アルコールの分子は長細い棒のような形をしていて、その両方が漂ったままワインを静かに置いておくと、水分子についている2つの水素の間に、長細いアルコールの分子が入り込み、水分子とアルコールの分子が一体化していくといいます。
一体化することで、荒々しかったアルコールがなめらかに、口当たりが良くなっていくのです。
ちなみにこの、水とアルコールがくっついた状態のものは、ワインのボトルを振ったりすると、すぐにバラバラになってしまうのだそうです。
よくワインを輸送すると酒質が荒れてしまうといいますが、それは水分子とアルコール分子の結びつきから起こることだといえるでしょう。
タンニン
赤ワインの渋みの元となるタンニンも、熟成することで変化します。
タンニンの場合、色素の時と同じように、酸化することで同じ成分同士が結びつくのですが、結びつくときに必要のなくなった分子を落としていくのが特徴です。
こうしていらなくなって落ちた分子は、ワインの瓶の底にたまる「澱」となって現れます。
余分な分子が澱となって落ちることで、渋みやざらつきが落ち、心地よい口当たりへと変化するのです。
有機酸
最後に解説するのは、ワインに含まれるさまざまな有機酸への熟成の影響です。
ワインには、酒石酸やリンゴ酸、リン酸やコハク酸など、さまざまな有機酸が含まれています。

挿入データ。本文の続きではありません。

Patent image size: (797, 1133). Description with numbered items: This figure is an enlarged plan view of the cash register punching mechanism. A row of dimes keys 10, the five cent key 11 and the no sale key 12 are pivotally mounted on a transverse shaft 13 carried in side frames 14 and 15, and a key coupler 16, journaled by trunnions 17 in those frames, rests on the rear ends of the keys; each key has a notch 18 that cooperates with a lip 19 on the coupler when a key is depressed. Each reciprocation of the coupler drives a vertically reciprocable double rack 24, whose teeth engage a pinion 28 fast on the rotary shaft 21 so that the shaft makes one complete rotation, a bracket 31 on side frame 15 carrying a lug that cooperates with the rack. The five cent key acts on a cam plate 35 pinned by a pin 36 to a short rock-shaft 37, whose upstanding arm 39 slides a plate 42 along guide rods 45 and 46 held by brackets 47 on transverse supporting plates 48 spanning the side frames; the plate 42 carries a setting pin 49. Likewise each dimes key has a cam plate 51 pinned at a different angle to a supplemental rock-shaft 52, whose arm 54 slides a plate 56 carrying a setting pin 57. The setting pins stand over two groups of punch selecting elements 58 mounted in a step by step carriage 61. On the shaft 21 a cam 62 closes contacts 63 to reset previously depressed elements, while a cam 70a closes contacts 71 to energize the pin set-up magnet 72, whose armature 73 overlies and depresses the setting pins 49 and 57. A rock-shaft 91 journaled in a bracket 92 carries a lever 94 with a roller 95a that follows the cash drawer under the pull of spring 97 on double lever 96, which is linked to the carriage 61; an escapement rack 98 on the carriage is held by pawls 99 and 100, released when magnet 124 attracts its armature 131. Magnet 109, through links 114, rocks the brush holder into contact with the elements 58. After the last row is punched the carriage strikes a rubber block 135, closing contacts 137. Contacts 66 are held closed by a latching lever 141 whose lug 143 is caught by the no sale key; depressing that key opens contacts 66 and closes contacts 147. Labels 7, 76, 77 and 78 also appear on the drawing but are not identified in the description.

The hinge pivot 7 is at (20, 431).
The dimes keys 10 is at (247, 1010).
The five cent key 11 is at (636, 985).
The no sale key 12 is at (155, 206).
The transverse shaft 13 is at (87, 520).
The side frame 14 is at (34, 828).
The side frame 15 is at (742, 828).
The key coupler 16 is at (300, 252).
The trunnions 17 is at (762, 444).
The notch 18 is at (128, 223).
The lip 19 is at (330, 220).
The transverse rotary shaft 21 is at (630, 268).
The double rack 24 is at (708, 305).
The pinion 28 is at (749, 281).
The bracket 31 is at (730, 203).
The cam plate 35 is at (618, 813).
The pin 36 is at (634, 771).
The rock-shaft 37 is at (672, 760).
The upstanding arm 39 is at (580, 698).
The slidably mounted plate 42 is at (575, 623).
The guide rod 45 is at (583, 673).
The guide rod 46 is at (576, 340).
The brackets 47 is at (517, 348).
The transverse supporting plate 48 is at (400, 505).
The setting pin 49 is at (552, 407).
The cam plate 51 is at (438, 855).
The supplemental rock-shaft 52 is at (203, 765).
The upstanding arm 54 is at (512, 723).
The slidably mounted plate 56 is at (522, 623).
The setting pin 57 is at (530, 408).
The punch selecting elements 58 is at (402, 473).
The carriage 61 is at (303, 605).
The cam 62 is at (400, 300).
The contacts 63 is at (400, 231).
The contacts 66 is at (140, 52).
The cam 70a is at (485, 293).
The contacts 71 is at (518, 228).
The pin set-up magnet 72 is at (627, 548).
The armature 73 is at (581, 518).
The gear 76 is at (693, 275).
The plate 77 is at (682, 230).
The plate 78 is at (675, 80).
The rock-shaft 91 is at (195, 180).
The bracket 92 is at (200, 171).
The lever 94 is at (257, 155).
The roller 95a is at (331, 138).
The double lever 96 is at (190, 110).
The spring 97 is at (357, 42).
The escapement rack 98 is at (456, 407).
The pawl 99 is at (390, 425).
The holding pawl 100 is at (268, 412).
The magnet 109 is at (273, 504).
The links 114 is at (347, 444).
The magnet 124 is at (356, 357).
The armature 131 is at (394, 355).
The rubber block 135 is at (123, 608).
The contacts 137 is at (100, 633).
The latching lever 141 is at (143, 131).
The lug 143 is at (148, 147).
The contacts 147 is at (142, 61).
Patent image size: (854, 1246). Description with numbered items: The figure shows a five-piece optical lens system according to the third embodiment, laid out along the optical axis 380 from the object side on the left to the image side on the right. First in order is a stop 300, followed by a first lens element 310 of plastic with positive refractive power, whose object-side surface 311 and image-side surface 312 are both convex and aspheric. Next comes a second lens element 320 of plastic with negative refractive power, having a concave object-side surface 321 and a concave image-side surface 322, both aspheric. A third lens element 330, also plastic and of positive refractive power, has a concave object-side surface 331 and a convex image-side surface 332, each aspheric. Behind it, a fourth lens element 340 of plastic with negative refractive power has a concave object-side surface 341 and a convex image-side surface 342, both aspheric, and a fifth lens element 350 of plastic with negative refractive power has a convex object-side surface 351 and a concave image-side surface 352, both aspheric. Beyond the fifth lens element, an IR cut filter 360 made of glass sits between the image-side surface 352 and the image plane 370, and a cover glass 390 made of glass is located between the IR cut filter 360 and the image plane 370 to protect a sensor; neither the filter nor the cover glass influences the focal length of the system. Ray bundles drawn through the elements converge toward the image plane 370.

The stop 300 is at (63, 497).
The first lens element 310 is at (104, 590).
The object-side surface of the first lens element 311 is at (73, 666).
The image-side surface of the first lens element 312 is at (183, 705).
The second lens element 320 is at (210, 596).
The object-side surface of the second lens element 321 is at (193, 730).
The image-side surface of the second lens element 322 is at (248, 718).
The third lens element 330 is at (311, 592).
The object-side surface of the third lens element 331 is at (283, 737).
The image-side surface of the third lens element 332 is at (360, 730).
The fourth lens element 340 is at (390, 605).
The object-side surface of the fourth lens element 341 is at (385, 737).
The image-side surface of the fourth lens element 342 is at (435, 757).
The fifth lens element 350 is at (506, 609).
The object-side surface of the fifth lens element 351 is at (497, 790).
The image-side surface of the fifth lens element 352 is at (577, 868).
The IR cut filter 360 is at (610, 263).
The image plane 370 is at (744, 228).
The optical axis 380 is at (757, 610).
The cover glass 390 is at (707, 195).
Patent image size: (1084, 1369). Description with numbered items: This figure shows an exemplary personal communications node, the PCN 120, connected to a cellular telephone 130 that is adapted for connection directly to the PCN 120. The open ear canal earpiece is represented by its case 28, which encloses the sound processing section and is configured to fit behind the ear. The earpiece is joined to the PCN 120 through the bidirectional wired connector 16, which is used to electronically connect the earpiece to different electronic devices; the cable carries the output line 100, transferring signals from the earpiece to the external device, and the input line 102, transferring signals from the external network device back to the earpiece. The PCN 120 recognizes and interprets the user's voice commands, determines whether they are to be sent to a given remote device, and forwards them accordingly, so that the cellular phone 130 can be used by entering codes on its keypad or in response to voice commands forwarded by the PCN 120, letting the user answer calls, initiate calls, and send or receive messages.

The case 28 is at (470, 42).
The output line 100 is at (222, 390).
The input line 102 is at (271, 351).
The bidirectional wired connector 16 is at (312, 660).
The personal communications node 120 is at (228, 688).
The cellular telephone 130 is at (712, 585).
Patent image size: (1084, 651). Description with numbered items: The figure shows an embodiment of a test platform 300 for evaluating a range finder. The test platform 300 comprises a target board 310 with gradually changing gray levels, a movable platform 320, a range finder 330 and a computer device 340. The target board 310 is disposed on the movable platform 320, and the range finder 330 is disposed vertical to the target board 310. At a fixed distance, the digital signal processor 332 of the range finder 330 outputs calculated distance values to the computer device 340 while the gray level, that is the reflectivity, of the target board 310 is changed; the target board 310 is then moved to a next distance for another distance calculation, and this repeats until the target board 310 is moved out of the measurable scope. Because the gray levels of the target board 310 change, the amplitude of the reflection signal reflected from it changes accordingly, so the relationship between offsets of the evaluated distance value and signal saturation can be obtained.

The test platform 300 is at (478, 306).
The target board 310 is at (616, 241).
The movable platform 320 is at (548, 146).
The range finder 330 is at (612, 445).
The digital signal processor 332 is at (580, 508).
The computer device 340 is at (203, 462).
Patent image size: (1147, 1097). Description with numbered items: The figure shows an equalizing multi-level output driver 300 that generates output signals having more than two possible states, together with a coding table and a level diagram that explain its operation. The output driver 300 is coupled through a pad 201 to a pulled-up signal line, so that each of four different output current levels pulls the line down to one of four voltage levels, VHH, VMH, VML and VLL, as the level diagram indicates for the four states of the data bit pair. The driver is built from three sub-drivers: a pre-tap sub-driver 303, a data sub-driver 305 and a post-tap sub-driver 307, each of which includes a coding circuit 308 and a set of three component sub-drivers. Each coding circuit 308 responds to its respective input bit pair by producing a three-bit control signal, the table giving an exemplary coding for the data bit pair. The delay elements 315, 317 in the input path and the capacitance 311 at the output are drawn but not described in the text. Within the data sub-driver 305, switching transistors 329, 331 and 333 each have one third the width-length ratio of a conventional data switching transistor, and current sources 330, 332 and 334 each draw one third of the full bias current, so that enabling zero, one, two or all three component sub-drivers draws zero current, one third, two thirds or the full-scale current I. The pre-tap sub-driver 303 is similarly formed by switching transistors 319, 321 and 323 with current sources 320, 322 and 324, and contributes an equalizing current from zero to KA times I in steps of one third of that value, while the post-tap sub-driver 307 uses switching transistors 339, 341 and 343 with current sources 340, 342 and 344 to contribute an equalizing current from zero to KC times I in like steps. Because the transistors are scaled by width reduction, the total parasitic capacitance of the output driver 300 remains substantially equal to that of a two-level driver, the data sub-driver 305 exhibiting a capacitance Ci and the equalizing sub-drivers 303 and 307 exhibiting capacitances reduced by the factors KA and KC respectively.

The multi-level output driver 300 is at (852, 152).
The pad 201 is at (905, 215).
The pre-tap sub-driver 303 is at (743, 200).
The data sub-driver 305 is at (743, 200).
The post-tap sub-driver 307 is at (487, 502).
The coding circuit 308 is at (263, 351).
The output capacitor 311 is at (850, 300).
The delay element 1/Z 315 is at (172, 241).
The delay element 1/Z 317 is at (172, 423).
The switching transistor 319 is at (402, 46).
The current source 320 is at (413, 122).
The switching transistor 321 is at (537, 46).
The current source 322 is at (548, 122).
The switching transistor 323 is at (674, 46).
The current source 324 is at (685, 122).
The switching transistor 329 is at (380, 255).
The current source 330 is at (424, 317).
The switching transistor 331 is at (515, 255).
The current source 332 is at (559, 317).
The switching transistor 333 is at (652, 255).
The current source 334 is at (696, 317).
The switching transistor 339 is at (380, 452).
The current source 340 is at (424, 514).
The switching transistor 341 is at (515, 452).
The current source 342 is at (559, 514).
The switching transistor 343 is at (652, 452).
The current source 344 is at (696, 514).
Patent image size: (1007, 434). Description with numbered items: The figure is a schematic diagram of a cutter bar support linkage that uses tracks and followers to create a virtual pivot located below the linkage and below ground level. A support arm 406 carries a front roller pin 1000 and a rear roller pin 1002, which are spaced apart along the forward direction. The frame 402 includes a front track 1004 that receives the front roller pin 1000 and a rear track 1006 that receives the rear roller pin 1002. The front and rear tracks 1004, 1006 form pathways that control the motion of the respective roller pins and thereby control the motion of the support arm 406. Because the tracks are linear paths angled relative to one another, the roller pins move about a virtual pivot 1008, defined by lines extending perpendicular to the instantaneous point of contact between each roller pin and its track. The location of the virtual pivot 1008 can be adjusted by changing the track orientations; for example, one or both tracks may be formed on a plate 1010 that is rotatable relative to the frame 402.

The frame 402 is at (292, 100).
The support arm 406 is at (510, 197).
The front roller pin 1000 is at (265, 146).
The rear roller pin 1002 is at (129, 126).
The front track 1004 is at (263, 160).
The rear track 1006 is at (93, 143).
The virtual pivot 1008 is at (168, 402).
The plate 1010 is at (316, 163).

アルコールの熟成の項目で、アルコールが有機酸へと変わり、新たな香りが生まれると解説していますが、元々ワインに含まれている有機酸も、アルコールと結合して新たな香りを生み出す元となっていきます。
有機酸が豊富に含まれるワインほど複雑な香りを持つワインへと変貌する可能性が高く、ワインを醸造する課程でも有機酸の量はとても重要になります。
まだまだ謎の多い熟成のメカニズム
最初に述べたように、熟成のメカニズムはまだ化学で解明されていないことが多いのが現状です。
お酒にはさまざまな種類のものがありますが、多様な有機酸が豊富に含まれるワインだからこそ、その影響が大きく出るといえるかも知れません。
ワインが適切に熟成していくことで、結果的に良い変化がもたらされ、美味しいワインが生まれたり、ワインが飲み頃を迎えたりします。
ワインを飲むときにそのおいしさを最大限にできるよう、醸造家は日々研究し、たゆまぬ努力を続けています。
中伊豆ワイナリーではこれからも、細かな変化に注意を払いながら、さらに美味しいワインを造り、皆様の元へとお届けしていきます。